Type: Article
Publication Date: 2011-10-01
Citations: 28
DOI: https://doi.org/10.1214/10-aap748
Let $S_n=\frac{1}{n}X_nX_n^*$ where $X_n=\{X_{ij}\}$ is a $p\times n$ matrix with i.i.d. complex standardized entries having finite fourth moments.
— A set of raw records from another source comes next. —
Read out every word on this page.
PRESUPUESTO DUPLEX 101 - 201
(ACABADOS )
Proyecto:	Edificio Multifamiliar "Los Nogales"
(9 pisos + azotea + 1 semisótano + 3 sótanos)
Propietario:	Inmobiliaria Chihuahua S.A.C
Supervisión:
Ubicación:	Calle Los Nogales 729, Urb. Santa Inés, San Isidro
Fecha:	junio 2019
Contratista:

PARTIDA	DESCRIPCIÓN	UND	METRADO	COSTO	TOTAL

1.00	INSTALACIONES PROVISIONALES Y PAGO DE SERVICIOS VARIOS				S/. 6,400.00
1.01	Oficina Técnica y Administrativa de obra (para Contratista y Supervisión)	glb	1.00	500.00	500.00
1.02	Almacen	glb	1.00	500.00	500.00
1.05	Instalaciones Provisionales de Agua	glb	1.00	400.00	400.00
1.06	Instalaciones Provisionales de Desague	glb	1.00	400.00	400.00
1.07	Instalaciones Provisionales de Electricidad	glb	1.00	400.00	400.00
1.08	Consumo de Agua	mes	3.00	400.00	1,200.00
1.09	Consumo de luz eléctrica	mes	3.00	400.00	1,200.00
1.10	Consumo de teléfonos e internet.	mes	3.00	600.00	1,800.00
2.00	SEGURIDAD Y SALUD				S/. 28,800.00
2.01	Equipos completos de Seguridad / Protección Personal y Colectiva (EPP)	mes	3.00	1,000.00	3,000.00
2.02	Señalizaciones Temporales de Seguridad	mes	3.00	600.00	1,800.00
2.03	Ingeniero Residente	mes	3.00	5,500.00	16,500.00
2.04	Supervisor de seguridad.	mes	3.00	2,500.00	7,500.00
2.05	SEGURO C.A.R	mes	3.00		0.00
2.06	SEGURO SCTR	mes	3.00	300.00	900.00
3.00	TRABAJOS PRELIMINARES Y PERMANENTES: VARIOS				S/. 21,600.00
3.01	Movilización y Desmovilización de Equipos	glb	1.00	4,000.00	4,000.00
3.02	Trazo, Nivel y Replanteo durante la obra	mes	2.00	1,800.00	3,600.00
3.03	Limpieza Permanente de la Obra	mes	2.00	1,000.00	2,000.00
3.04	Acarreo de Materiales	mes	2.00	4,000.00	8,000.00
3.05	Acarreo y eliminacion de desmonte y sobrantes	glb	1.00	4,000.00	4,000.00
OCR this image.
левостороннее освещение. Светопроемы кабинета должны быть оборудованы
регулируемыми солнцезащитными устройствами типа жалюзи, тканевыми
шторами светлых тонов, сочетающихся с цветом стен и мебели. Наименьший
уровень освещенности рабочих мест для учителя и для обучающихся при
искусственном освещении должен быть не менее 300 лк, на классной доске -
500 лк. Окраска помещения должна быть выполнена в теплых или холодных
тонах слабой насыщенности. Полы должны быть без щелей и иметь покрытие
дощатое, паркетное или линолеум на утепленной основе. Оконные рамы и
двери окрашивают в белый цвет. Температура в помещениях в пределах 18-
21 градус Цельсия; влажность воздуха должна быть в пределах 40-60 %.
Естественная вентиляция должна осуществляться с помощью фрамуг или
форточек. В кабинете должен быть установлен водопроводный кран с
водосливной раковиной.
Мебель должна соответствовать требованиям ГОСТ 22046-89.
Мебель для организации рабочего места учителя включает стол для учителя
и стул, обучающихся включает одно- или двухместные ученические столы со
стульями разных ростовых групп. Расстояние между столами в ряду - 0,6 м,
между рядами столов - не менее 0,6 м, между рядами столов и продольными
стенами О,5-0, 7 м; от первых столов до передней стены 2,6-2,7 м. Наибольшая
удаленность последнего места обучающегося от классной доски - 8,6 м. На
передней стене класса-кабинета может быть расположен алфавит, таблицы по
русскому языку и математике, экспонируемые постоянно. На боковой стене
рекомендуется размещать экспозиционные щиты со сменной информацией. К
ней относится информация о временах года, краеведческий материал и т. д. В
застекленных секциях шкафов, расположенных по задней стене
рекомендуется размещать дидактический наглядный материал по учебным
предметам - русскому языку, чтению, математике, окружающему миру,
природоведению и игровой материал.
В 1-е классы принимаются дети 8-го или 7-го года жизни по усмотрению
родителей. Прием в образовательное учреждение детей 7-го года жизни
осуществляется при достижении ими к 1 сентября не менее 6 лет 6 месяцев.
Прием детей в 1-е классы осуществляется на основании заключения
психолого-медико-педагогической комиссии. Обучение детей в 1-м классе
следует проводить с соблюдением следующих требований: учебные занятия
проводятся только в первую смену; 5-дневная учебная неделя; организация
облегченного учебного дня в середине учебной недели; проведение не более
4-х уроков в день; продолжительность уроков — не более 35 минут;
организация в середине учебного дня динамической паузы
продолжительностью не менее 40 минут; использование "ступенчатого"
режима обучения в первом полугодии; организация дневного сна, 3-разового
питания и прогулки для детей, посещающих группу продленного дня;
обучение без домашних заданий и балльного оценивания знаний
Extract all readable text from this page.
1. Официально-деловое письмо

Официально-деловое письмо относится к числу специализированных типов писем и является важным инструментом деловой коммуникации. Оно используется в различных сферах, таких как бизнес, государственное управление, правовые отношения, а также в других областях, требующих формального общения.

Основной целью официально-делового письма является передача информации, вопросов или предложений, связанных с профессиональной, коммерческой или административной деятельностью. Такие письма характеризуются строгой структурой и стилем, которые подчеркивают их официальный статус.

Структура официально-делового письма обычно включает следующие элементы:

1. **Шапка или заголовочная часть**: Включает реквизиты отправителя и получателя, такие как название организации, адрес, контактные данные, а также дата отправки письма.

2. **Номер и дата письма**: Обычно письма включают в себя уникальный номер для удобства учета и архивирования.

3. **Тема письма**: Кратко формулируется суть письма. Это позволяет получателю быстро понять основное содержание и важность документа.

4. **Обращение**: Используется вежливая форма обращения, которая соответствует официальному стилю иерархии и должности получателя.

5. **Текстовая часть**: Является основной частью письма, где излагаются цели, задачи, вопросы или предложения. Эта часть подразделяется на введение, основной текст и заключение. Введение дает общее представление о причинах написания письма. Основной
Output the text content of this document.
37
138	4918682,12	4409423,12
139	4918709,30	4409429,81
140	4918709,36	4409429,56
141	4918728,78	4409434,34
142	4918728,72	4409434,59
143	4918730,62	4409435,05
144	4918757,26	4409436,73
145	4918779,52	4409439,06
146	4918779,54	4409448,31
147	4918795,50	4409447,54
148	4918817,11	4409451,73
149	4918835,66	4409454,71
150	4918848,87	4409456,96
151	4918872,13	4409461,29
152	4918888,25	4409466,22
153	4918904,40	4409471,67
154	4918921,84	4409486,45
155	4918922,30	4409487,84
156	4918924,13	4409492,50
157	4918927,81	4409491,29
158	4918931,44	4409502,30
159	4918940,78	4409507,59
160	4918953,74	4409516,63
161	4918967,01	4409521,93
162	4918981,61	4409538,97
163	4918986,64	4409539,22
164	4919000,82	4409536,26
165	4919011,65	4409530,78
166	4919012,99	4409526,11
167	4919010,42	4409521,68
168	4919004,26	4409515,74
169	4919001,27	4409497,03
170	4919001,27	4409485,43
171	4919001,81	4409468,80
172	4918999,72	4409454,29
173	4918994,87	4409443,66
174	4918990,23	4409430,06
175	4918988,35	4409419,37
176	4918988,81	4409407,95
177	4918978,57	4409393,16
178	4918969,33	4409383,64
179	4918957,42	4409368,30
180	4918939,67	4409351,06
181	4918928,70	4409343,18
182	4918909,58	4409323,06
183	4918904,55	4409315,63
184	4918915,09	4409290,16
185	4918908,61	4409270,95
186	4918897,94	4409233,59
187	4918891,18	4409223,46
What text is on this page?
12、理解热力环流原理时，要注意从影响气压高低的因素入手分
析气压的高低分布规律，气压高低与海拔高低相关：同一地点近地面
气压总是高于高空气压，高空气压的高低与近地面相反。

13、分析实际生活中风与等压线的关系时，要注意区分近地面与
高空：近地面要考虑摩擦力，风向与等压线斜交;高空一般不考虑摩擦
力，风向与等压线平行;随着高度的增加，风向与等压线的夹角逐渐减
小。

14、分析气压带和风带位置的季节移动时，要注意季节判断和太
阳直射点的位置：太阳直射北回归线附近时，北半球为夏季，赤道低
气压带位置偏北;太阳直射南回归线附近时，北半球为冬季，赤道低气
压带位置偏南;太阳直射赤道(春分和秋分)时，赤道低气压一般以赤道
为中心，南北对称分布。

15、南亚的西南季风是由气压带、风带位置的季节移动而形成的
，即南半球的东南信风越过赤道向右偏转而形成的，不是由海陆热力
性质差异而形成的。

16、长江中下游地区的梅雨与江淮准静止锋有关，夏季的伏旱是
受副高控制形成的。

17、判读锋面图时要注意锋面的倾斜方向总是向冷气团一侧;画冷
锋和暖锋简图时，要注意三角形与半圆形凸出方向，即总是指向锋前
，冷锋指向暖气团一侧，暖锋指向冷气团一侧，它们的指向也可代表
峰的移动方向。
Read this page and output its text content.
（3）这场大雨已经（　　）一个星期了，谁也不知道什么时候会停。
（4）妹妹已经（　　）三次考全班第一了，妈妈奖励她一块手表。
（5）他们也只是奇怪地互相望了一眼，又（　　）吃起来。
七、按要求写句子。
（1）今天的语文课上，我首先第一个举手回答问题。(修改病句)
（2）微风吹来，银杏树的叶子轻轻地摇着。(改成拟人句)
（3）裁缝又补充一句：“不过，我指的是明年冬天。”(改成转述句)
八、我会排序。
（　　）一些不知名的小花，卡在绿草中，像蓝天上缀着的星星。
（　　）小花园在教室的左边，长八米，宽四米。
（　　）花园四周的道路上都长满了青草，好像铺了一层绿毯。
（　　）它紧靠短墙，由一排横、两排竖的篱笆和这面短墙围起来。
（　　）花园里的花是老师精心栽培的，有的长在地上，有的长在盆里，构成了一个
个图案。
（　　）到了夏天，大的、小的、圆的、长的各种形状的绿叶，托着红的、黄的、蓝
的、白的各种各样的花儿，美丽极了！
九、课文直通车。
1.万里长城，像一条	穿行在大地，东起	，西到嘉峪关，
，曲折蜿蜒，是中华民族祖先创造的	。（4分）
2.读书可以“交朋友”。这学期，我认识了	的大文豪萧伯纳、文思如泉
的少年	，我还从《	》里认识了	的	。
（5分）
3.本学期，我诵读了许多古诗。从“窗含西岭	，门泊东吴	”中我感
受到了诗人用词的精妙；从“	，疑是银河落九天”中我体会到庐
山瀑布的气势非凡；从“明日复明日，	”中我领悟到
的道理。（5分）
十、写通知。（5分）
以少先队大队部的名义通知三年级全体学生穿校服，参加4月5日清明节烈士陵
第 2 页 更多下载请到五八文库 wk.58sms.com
Let $Y_n(\mathbf {t}_1,\mathbf {t}_2,\sigma)=\sqrt{p}({\mathbf {x}}_n(\mathbf {t}_1)^*(S_n+\sigma I)^{-1}{\mathbf {x}}_n(\mathbf {t}_2)-{\mathbf {x}}_n(\mathbf {t}_1)^*{\mathbf {x}}_n(\mathbf {t}_2)m_n(\sigma))$ in which $\sigma>0$ and $m_n(\sigma)=\int\frac{dF_{y_n}(x)}{x+\sigma}$ where $F_{y_n}(x)$ is the Mar\v{c}enko--Pastur law with parameter $y_n=p/n$; which converges to a positive constant as $n\to\infty$, and ${\mathbf {x}}_n(\mathbf {t}_1)$ and ${\mathbf {x}}_n(\mathbf {t}_2)$ are unit vectors in ${\Bbb{C}}^p$, having indices $\mathbf {t}_1$ and $\mathbf {t}_2$, ranging in a compact subset of a finite-dimensional Euclidean space. In this paper, we prove that the sequence $Y_n(\mathbf {t}_1,\mathbf {t}_2,\sigma)$ converges weakly to a $(2m+1)$-dimensional Gaussian process. This result provides further evidence in support of the conjecture that the distribution of the eigenmatrix of $S_n$ is asymptotically close to that of a Haar-distributed unitary matrix.